Umgesetzt werden soll dies über EU-Regeln wie die Ökodesign-Richtlinie, die Energie und neuerdings auch andere Ressourcen wie Wasser verbrauchende Produkte reguliert. Das Glühbirnen-Verbot etwa erging auf dieser Grundlage, der Stromverbrauch von Staubsaugern ist derzeit dran.
Zudem sollen bislang ungenügend regulierte Luftverschmutzer neuen Regeln unterworfen werden. „Unvollendete Aufgaben zu Ende bringen“, nennt der Vorschlag das. Er sieht viel zu tun – und benennt ein Grundsatzproblem zwar, leitet daraus aber nichts ab außer einem Appell.
Gesetze werden nicht beachtet - Denn die Kommission beschreibt „eine fortwährende Nicht-Beachtung geltender Gesetzgebung“ in den EU-Mitgliedsstaaten und „dauernde erhebliche Verletzung von Standards zu Luftqualität“. Diese Probleme könnten „kurz- und mittelfristig mit einer effektiven Umsetzung existierender EU-Gesetze gelöst werden“.
Das aber bedeutet: Bevor die heutigen Regeln überall beachtet werden, reagiert die EU schon mit einer Verschärfung.
Das ruft Kritiker auf den Plan. „Eine Reduktion von Luftschadstoffen bleibt wichtig“, sagt Holger Krahmer, umweltpolitischer Sprecher der FDP im Europaparlament. „Jedoch sollten wir vor der Festsetzung von neuen Grenzwerten berücksichtigen, dass die bisher geltenden Regeln in allen EU-Ländern möglichst einheitlich umgesetzt werden. Davon kann bisher keine Rede sein.“
Von Methangas bis Feinstaub - Die Furcht der Deutschen und der Ordnungspolitiker ist die. Eine Verschärfung der Standards würde am Status Quo wenig ändern, nämlich dass in einigen EU-Ländern schon die gelten Grenzwerte entweder nicht in nationale Gesetzgebung umgesetzt sind oder einfach nicht eingehalten werden.
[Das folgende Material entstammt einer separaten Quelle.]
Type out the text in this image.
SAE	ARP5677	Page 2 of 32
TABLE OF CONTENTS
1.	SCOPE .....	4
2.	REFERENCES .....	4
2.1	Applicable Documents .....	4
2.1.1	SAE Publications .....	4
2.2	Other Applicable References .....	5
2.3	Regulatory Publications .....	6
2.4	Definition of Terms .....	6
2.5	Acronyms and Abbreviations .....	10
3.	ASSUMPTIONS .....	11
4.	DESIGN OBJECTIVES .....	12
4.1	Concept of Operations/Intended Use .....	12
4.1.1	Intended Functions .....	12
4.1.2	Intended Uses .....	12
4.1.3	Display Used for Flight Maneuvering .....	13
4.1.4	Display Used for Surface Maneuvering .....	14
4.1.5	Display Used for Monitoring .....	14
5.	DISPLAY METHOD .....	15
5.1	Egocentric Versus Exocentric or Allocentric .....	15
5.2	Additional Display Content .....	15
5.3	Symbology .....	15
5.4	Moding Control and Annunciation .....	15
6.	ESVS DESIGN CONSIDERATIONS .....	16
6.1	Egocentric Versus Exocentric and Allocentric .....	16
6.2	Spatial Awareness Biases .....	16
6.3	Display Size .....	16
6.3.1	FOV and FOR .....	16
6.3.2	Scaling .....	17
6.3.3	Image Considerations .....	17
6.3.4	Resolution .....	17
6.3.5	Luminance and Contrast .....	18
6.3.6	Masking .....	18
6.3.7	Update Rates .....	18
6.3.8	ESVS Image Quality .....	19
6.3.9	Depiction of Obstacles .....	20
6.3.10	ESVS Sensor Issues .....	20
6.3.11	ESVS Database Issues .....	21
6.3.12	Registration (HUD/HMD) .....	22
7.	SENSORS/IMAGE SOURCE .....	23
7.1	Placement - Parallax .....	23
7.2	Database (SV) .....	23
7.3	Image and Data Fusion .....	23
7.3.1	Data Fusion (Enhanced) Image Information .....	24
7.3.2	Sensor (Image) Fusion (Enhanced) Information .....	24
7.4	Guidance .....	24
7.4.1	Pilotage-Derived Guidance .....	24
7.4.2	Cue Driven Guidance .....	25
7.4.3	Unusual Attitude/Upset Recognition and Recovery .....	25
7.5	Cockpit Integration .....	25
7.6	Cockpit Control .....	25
„Luftqualitätspolitik findet in Europa inzwischen auf allerhöchstem Niveau statt“, sagt Krahmer und fürchtet hohe Belastungen für die, die sich an die Regeln halten: „Minimalste Schadstoffminderungen dürfen nicht maximale Kosten für die Volkswirtschaft zur Folge haben.“
Der Kommissionsvorschlag wird viele Bereiche des Lebens und der Wirtschaft treffen. Von Dieselfahrzeugen und landwirtschaftlicher Düngepraxis über Ozeandampfer bis zu Industrieanlagen zählt die Kommission eine ganze Riege von regulierungsbedürftigen potenziellen Quellen der Luftverschmutzung auf.
Es geht um die Vermeidung und Verringerung von Stickstoffoxiden, um Ammoniak, um Methangas und um Feinstaub, längst als Plage der Großstadt ausgeflaggt.
Heizkraftwerke im Visier - Umweltkommissar Janez Potocnik nimmt im Einzelnen etwa Heizkraftwerke ins Visier. Eine eigene Richtlinie, die im Rahmen des Pakets ebenfalls am Mittwoch im Kommissarskollegium verabschiedet und dann vorgestellt werden soll, weitet die Emissionsgrenzwerte auf kleine und mittelgroße Anlagen von bis zu 50 Megawatt aus.